Continuous sign language recognition (CSLR) is an essential task for communication between hearing-impaired and people without limitations, which aims at aligning low-density video sequences with high-density text sequences. The current methods for CSLR were mainly based on convolutional neural networks. However, these methods perform poorly in balancing spatial and temporal features during visual feature extraction, making them difficult to improve the accuracy of recognition. To address this issue, we designed an end-to-end CSLR network: Spatial–Temporal Transformer Network (STTN). The model encodes and decodes the sign language video as a predicted sequence that is aligned with a given text sequence.
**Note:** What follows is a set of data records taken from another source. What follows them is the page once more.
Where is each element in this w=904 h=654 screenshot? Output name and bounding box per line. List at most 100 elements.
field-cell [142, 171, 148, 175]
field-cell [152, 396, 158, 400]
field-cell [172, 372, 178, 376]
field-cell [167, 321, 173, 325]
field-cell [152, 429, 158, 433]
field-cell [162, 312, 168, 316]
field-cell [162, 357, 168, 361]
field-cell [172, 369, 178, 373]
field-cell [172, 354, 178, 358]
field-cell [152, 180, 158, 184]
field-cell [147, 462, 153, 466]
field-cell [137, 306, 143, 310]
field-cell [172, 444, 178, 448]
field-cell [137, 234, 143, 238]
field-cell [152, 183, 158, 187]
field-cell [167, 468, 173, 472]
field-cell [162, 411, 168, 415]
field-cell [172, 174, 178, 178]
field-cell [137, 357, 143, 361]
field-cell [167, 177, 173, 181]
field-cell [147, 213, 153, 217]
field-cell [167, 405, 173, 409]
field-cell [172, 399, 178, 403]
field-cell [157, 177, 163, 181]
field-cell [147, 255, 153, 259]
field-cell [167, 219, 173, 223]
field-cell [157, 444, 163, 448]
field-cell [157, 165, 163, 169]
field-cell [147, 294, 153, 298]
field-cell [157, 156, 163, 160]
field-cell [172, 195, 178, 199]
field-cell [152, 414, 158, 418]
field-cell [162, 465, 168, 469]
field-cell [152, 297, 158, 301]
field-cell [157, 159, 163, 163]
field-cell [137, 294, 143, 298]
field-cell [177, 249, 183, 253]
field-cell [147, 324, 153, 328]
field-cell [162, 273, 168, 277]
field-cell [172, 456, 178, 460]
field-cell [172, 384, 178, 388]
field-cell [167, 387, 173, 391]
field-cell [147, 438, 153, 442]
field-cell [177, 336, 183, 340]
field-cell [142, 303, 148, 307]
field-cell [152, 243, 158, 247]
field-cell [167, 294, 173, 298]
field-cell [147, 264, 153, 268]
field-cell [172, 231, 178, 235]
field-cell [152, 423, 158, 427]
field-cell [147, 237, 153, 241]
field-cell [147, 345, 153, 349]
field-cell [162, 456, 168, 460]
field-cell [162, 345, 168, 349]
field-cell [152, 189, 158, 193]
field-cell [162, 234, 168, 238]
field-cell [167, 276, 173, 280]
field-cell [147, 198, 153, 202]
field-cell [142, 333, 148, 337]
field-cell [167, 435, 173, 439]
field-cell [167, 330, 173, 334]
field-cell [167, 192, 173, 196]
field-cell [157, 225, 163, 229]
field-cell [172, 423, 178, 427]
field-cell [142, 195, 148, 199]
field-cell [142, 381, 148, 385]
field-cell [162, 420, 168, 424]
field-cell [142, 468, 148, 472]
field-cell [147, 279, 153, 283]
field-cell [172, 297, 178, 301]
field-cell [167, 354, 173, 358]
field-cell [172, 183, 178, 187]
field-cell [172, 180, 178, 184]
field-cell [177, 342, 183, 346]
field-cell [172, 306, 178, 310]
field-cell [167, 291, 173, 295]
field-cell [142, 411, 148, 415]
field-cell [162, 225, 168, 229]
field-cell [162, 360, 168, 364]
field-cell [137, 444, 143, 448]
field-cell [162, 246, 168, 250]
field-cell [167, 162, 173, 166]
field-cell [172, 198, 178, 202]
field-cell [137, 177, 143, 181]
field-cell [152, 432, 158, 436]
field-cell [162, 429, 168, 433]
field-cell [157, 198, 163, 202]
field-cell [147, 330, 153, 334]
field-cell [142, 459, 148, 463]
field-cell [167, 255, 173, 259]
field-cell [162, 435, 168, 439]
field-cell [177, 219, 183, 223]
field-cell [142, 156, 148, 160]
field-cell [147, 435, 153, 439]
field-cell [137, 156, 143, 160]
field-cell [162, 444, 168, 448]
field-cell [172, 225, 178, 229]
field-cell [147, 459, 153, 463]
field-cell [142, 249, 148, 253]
First, since the image sequences are too long for the model to handle directly, we chunk the sign language video frames, i.e., ”image to patch”, which reduces the computational complexity. Second, global features of the sign language video are modeled at the beginning of the model, and the spatial action features of the current video frame and the semantic features of consecutive frames in the temporal dimension are extracted separately, giving rise to fully extracting visual features. Finally, the model uses a simple cross-entropy loss to align video and text. We extensively evaluated the proposed network on two publicly available datasets, CSL and RWTH-PHOENIX-Weather multi-signer 2014 (PHOENIX-2014), which demonstrated the superior performance of our work in CSLR task compared to the state-of-the-art methods.